The budget was unveiled, and nobody but the Liberals thought they deserved applause for merely balancing the books. By the time it passed second reading on Tuesday, it had become the Budget That Nobody Cares About.
And now, Ethnicgate, as it was inevitably to be called.
In the weeks prior, Lake and Stone were maintaining an upbeat, even energetic outlook.
Lake, always articulate and forceful, was competently carrying on his difficult role as environment minister though the party remained in the dumper. Stone was doing the right things, showing up at events and tweeting away about how fine the Liberals were.
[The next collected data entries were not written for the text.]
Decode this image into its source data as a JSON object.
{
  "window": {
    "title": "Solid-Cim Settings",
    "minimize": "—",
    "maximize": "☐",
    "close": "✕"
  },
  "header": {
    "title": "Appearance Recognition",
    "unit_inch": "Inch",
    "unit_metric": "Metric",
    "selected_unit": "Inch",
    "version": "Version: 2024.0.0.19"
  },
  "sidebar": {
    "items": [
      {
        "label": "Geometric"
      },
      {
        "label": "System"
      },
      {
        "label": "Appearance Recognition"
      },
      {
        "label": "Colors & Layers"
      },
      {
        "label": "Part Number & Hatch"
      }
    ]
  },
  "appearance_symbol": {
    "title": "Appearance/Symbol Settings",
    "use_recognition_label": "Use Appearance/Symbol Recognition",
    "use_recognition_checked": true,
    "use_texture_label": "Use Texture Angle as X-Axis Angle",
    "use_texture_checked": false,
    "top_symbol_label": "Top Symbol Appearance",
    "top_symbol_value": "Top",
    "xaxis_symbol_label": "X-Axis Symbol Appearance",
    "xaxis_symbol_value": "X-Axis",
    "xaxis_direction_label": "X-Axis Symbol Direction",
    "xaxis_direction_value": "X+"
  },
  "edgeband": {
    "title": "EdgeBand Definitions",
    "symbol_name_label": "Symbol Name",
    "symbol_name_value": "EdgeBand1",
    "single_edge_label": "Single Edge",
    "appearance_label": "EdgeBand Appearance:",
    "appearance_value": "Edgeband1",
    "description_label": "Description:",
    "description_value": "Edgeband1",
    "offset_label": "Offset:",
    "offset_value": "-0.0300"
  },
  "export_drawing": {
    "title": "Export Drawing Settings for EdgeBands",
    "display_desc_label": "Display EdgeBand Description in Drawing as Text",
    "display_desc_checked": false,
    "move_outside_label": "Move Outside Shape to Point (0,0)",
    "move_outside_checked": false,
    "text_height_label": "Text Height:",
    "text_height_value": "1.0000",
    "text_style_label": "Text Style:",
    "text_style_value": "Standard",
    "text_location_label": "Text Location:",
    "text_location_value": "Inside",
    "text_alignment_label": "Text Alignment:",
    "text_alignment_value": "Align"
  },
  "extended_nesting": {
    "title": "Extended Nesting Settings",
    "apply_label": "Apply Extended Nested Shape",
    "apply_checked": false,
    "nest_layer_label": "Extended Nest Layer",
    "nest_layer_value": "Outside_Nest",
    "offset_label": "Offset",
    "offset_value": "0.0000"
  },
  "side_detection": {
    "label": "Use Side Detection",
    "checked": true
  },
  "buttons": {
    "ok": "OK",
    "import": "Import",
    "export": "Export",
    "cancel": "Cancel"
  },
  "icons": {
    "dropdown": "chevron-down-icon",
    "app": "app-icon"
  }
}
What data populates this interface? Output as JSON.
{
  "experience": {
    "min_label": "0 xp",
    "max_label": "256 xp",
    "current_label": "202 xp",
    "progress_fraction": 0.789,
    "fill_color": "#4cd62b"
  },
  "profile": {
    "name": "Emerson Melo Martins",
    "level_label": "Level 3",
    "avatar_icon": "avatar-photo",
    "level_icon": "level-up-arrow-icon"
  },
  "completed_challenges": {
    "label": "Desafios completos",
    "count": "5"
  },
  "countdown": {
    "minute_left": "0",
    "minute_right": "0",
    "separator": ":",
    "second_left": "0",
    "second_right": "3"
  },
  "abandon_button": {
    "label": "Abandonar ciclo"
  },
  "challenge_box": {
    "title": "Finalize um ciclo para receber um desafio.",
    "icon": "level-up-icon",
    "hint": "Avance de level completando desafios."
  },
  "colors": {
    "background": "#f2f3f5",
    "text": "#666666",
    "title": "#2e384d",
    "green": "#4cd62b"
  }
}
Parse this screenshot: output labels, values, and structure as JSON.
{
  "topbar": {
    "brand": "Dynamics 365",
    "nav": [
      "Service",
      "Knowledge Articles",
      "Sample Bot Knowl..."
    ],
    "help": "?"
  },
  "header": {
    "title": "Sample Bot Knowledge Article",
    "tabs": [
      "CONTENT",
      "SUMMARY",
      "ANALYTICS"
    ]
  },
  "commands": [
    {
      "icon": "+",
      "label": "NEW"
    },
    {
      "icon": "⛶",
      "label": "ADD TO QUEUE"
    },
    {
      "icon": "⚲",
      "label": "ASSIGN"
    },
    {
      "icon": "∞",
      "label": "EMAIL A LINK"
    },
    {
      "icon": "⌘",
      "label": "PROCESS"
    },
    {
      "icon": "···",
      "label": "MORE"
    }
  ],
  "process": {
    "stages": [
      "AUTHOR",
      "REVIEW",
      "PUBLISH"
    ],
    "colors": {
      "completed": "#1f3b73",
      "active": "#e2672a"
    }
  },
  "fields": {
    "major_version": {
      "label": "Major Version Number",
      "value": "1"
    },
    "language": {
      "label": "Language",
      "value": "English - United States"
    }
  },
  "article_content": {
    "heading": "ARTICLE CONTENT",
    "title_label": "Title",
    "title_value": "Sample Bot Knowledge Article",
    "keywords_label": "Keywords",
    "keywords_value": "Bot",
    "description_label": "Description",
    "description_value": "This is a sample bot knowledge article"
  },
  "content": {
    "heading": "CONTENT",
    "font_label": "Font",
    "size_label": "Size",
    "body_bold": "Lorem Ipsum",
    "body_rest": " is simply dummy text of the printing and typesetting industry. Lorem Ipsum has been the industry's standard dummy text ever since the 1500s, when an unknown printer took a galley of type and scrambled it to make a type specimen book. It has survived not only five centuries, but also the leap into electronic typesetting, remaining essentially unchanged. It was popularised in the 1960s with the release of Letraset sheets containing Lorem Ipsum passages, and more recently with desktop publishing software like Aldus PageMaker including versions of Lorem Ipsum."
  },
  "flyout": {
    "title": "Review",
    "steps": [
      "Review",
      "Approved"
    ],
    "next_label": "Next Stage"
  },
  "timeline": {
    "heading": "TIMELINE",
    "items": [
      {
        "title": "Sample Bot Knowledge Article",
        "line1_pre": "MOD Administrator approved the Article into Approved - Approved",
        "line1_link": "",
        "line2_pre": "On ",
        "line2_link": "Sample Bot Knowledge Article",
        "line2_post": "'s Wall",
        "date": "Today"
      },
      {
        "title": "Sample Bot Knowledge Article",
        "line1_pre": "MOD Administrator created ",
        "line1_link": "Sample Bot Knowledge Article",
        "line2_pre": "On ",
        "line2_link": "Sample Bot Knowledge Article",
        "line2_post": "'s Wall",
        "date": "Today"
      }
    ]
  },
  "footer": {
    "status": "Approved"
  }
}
The tweeting is suddenly much subdued, and the comments are cautious. “No one is perfect, no government is perfect, we certainly don’t claim to be perfect,” Lake told a reporter, stating the obvious.
“No blood on the floor in the government store,” Krueger remarked, his usual bombast and defiance gone, after a caucus meeting. Christy Clark was “betrayed,” he said. She’s “the hardest working premier I know,” Lake said.
The pundits predict a bloodbath in May, with the NDP taking as many as 70 seats. Hopes for a Liberal last stand in the Interior are gone.
But can’t a guy like Terry Lake, former mayor of Kamloops and a pretty strong cabinet minister, do the impossible?
The numbers aren’t good. He won Kamloops-North Thompson in 2009 by a scant 510 votes against a decidedly weak NDP campaign. For the past year, the Liberals have trailed far behind the NDP in every poll (I know, pollsters make mistakes, but whether it be Angus Reid, Ekos, Mustel, you name it, they’re consistent), ranging between the low 20s and low 30s in popular support, while the Horde has been in the 40-50 percent range.
One of those pundits surmised just a couple of weeks ago that the likelihood of the Liberals improving on their chances is low “unless something drastic happens.”
Well, it just did, except not in the way they wanted.
A vote swing of 256 votes would defeat Lake. When your party is behind by 15 or 20 points, and beset by one bad news day after another, holding on ain’t easy.
Stone, on the other hand, is an unknown quantity, literally — voters don’t know him. Maybe they’ll forgive him the political sins of his party, maybe they won’t.
Right now, they aren’t in a forgiving mood.